Esse cântico é um gentil e amoroso apelo ao pecador para que
se abrigue na arca da Salvação contra o dilúvio das águas do juízo divino
prestes a sobrevir ao mundo perdido: “Ouves, como o Evangelho nos dá vera
salvação e transforma o homem velho numa nova criação?”.
O apelo é seguido do testemunho pessoal do evangelista, que
também alcança o desviado: “Bem algum em mim não via, mas somente corrupção; e
cansado da porfia em Jesus achei perdão. Como a pomba que, cansada, foi na arca
repousar, a minh’alma fatigada em Jesus vai descansar. Mas o corvo foi-se
embora, sobre os mortos foi pousar; isto fazes tu agora? Quererás ao mal
voltar?”.
O lindo testemunho prossegue: “É Jesus a minha arca onde
posso repousar; e dali do mal as marcas nem eu posso avistar! Oh!, quão doce a
chamada que a mim me fez Jesus: ‘Vem, ó alma tão cansada! Vem das trevas para a
luz’”. Repete-se o apelo: “Pecador que estás ouvindo a mensagem do Senhor, tu na
arca és bem-vindo, no refúgio de amor”. O convite termina com uma solene
advertência: “Pois as águas do pecado breve te alcançarão; pela morte
despertado, baterás na porta em vão!”
Além da singeleza do convite baseado no Dilúvio e na arca de
Noé, me impressiona a perfeição da métrica e especialmente da rima. Tomando
como exemplo uma estrofe, a terceira, temos:
“É Jesus a minha arca, onde posso repousar; e dali do mal as
marcas, nem eu posso avistar! Oh! Quão doce a chamada, que a mim me fez Jesus!

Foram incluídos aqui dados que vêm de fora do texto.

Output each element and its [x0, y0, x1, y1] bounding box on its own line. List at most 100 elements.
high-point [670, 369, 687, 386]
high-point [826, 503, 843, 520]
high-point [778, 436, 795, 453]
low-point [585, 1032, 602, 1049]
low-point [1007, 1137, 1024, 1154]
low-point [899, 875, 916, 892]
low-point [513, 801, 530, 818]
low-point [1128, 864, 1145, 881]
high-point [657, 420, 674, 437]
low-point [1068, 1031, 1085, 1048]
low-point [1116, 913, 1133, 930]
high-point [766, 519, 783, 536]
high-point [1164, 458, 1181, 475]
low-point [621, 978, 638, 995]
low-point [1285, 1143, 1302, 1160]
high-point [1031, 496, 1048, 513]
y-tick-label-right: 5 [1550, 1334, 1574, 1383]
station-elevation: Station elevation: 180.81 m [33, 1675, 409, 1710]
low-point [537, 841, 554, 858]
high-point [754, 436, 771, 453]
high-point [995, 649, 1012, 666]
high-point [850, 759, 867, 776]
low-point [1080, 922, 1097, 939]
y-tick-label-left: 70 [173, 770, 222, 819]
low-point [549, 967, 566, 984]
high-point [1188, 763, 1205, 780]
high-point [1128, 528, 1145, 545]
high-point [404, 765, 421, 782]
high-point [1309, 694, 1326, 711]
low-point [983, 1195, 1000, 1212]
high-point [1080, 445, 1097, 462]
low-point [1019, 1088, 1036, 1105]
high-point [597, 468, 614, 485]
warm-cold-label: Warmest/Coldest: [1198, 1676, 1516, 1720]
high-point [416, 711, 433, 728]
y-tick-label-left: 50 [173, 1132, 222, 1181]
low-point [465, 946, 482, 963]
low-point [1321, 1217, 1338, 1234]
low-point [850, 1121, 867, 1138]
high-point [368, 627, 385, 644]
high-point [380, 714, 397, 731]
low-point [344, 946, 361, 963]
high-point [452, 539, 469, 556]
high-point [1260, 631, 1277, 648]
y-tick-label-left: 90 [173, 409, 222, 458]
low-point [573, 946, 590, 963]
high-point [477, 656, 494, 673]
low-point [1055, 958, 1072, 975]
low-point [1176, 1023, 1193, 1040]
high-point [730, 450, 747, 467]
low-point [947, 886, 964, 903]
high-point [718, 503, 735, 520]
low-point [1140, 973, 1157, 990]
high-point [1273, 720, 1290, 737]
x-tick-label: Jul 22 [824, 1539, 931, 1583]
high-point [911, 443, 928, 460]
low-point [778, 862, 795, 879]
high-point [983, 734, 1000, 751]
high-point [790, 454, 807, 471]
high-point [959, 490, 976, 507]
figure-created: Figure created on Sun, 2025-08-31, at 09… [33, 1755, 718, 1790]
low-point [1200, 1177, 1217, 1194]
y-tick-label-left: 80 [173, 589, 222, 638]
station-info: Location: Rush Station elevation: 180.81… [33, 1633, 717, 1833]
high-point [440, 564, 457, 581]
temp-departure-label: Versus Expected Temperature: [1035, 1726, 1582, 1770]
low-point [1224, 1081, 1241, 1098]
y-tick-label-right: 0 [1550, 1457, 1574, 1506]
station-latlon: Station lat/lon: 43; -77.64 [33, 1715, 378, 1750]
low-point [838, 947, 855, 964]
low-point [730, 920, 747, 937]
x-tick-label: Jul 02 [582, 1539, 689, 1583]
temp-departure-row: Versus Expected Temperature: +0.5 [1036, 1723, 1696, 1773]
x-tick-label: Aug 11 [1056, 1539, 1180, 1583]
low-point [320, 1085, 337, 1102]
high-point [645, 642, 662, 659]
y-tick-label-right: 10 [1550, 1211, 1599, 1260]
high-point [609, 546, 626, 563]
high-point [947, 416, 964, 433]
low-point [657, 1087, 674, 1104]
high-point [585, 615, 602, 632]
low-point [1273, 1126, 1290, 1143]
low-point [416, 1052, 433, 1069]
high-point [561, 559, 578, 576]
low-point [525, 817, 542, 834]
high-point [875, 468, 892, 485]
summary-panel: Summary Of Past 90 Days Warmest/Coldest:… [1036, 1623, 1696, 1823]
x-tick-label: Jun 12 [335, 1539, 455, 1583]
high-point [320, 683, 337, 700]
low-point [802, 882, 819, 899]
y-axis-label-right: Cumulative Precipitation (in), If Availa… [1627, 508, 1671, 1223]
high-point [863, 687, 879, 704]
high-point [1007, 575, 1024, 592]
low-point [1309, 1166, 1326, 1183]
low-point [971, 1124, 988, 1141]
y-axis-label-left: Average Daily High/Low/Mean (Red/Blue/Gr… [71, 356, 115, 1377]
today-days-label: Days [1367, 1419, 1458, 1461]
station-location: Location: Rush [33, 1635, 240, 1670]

Vem, ó alma tão cansada, vem das trevas para a luz”.
A última palavra dessa estrofe, “luz”, lembra o sepultamento
do autor, a que estive presente. Era por volta de uma hora da tarde quando nos
reunimos no cemitério ao redor do sepulcro aberto. O azul do céu estava
limpíssimo, e fazia calor. Então surge ao ocidente, na abóboda celeste, uma
pequena nuvem que vem deslizando em nossa direção, e se detém bem debaixo do
astro rei, formando uma linda coroa de luz a projetar a sua sombra sobre nós.
Indescritível o gozo que tomou conta de todos!